How Lupes petition passed muster when no one elses did, they did not say.
However, they did tell candidates that there were many duplicate signatures among the petitions, which was expected. Duplicates nullify one another. Candidates routinely get more than the required 5 percent of voters to cover this eventuality.
In a surprise announcement, they also said that there were many signatures from unregistered voters. Seemingly none, or few, of these duplicates and unregistered voters appeared on Lupes petitions.
The tribal constitution varies from tribal law on this matter.
Article VI, Section 1 of the constitution says there shall be a general election on the first Wednesday in April every other year. It does not mention primaries. Section 5.1.C of the tribal election code (laws passed by the council) sets up primaries. It says they shall be held the first Wednesday of February. It is custom that the top two vote-getters in the primary runoff in the general election, but the section establishing primaries does not say that.
Concerning eligible voters versus registered voters, the code varies not only from the constitution, but from itself.
The constitution does not mention voter registration, but in Article VI, Section 3, says that any enrolled member of the tribe 18 years of age or older shall have the right to vote.

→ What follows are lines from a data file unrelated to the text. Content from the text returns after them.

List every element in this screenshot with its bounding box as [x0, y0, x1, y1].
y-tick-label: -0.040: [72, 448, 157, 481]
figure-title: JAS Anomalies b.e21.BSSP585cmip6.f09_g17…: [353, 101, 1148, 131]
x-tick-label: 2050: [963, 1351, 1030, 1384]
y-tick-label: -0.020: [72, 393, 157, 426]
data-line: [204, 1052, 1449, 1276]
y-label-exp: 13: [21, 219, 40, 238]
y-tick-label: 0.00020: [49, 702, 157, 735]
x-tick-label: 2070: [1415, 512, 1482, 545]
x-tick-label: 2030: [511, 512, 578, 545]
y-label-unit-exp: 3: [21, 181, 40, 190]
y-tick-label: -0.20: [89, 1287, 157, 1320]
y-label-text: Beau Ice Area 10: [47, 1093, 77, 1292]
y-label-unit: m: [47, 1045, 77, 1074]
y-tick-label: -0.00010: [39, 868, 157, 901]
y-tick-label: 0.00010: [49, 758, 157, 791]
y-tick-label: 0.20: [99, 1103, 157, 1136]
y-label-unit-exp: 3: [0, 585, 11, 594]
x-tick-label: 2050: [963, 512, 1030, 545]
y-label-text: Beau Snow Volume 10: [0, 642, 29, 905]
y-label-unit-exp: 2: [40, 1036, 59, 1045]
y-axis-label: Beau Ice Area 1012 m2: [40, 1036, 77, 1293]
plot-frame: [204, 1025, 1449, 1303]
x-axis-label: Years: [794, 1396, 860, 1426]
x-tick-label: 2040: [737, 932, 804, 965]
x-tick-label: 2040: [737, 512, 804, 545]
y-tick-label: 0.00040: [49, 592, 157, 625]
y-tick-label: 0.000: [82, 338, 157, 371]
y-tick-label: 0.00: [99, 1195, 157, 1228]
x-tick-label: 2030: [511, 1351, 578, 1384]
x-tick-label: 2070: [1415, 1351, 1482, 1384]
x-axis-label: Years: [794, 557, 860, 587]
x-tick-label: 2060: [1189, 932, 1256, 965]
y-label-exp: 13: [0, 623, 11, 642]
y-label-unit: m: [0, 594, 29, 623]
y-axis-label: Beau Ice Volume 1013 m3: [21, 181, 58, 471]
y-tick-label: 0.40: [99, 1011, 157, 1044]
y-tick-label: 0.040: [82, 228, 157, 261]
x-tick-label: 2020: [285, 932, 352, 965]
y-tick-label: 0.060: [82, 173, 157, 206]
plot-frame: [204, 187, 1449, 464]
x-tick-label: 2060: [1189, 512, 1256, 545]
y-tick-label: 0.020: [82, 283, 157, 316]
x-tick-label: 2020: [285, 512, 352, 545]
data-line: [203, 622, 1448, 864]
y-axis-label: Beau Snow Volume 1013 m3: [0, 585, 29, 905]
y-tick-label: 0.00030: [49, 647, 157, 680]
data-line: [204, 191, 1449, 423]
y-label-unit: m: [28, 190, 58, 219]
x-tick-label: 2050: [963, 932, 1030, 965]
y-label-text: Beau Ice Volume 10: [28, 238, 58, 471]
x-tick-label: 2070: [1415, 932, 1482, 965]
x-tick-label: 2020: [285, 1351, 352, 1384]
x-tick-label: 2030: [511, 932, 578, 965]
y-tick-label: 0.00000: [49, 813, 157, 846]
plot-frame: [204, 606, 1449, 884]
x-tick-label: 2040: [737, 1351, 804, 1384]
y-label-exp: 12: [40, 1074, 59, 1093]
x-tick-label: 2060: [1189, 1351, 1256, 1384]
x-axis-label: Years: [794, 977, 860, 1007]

The code, in section 3.2 and 3.3, sets up the concept of voter registration, but thereafter refers only to eligible voters, especially when discussing petition-signing in Section 4.7. Eligible voters, as previously stated, are deemed by the constitution to be any tribal member 18 years of age.
Some candidates are scratching their collective heads and have told The Independent they have not seen this kind of one-sided rejection of all challengers to the incumbent chairman before.
At press time, there has not been word as to whether the election commissioners will share their work with the rejected candidates, nor whether there will be court challenges.
If Lupes supremacy in this process stands, there will be no primary for that position, since it takes three candidates to force a primary.
This is occurring in the White Mountains of eastern AZ.